Angkatan 66 mengangkat isu Komunis sebagai bahaya laten Negara. Gerakan ini berhasil membangun kepercayaan masyarakat untuk mendukung mahasiswa menentang Komunis yang ditukangi oleh PKI (Partai Komunis Indonesia). Eksekutif pun beralih dan berpihak kepada rakayat, yaitu dengan dikeluarkannya SUPERSEMAR (surat perintah sebelas maret) dari Presiden Sukarno kepada penerima mandat  Suharto. Peralihan ini menandai berakhirnya ORLA (orde lama) dan berpindah kepada ORBA (orde baru). Angkatan 66 pun mendapat hadiah yaitu dengan banyaknya aktivis 66 yang duduk dalam kabibet pemerintahan ORBA.

Gerakan Mahasiswa Tahun 1972

Gerakan ini dikenal dengan terjadinya peristiwa MALARI (Malapetaka Lima Belas Januari). Tahun angkatan gerakan ini menolak produk Jepang dan  sinisme terhadap warga keturunan. Dan Jakarta masih menjadi barometer pergerakan mahasiswa nasional, catat saja tokoh mahasiswa yang mencuat pada gerakan mahasiswa ini seperti Hariman Siregar, sedangkan mahasiswa yang gugur dari peristiwa ini adalah Arif Rahman Hakim.

Gerakan Mahasiswa Tahun 1980 an

Gerakan pada era ini tidak popular, karena lebih terfokus pada perguruan tinggi besar saja. Puncaknya tahun 1985 ketika Mendagri (Menteri Dalam Negeri) Saat itu Rudini berkunjung ke ITB. Kedatangan Mendagri disambut dengan Demo Mahasiswa dan terjadi peristiwa pelemparan terhadap Mendagri.
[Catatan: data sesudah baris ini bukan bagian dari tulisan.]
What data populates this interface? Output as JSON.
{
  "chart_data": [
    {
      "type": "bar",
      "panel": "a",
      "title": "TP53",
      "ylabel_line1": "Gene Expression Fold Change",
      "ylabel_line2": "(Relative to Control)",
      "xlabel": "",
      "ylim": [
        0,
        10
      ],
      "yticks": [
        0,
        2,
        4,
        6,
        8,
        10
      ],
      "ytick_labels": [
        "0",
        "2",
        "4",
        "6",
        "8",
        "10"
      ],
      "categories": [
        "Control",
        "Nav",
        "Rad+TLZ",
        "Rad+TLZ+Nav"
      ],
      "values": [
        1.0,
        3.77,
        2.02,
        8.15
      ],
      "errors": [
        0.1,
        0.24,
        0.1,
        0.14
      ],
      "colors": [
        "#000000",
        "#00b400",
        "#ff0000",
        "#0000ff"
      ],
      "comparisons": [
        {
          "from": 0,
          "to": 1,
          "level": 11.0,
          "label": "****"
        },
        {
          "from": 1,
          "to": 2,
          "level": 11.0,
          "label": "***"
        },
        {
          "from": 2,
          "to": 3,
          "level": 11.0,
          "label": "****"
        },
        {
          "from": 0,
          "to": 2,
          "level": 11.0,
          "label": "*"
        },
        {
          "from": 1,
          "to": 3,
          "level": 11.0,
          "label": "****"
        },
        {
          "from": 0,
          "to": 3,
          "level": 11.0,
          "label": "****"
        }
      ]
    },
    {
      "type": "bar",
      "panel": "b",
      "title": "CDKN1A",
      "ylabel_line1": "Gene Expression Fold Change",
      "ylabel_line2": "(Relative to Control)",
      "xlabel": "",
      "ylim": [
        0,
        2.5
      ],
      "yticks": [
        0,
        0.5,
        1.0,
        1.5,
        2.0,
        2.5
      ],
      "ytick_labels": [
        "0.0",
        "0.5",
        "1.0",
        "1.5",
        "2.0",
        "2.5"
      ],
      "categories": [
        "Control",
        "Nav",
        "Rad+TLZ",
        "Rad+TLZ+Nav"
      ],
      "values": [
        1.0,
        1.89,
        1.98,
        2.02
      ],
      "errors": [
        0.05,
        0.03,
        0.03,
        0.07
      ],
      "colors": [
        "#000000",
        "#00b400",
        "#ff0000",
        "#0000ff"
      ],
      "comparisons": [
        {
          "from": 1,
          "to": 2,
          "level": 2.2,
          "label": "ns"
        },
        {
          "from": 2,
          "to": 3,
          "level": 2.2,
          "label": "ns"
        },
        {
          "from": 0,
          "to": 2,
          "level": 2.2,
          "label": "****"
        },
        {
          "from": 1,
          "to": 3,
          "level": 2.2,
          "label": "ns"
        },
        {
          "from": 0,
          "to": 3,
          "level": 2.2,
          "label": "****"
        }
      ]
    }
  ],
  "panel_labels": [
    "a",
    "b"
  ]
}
Buntutnya Pelaku pelemparan yaitu Jumhur Hidayat terkena sanksi DO (Droup Out) oleh pihak ITB (pada pemilu 2004 beliau menjabat sebagai Sekjen Partai Serikat Indonesia / PSI).

Gerakan Mahasiswa Tahun 1990 an

Isu yang diangkat pada Gerakan era ini sudah mengkerucut, yaitu penolakan diberlakukannya terhadap NKK/BKK (Normalisasi Kehidupan Kampus / Badan Kordinasi Kampus) yang membekukan Dewan Mahasiswa (DEMA/DM) dan Badan Eksekutif Mahasiswa (BEM).
Pemberlakuan NKK/BKK mengubah format organisasi kemahsiswaan dengan melarang Mahasiswa terjun ke dalam politik praktis, yaitu dengan SK Menteri Pendidikan dan Kebudayaan No. 0457/0/1990 tentang Pola Pembinaan dan Pengembangan Kemahasiswaan di Perguruan Tinggi, dimana Organisasi Kemahasiswaan pada tingkat Perguruan Tinggi bernama SMPT (senat mahasiswa perguruan tinggi).
Organisasi kemahasiswaan seperti ini menjadikan aktivis mahasiswa dalam posisi mandul, karena pihak rektorat yang notabane nya perpanjangan pemerintah (penguasa) lebih leluasa dan dilegalkan untuk mencekal aktivis mahasiswa yang berbuat “over”, bahkan tidak segan-segan untuk men-DO-kan. Mahasiswa hanya dituntut kuliah dan kuliah tok.
Di kampus intel-intel berkeliaran, pergerakan mahasiswa dimata-matai. Maka jangan heran jika misalnya hari ini menyusun strategi demo, besoknya aparat sudah  siap siaga. Karena banyak intel berkedok mahasiswa.
Pemerintah Orde Baru pun menggaungkan opini adanya pergerakan sekelompok orang yang berkeliaran di masyarakat dan mahasiswa dengan sebutan OTB (organisasi tanpa bentuk). Masyarakat pun termakan dengan opini ini karena OTB ini identik dengan gerakan komunis.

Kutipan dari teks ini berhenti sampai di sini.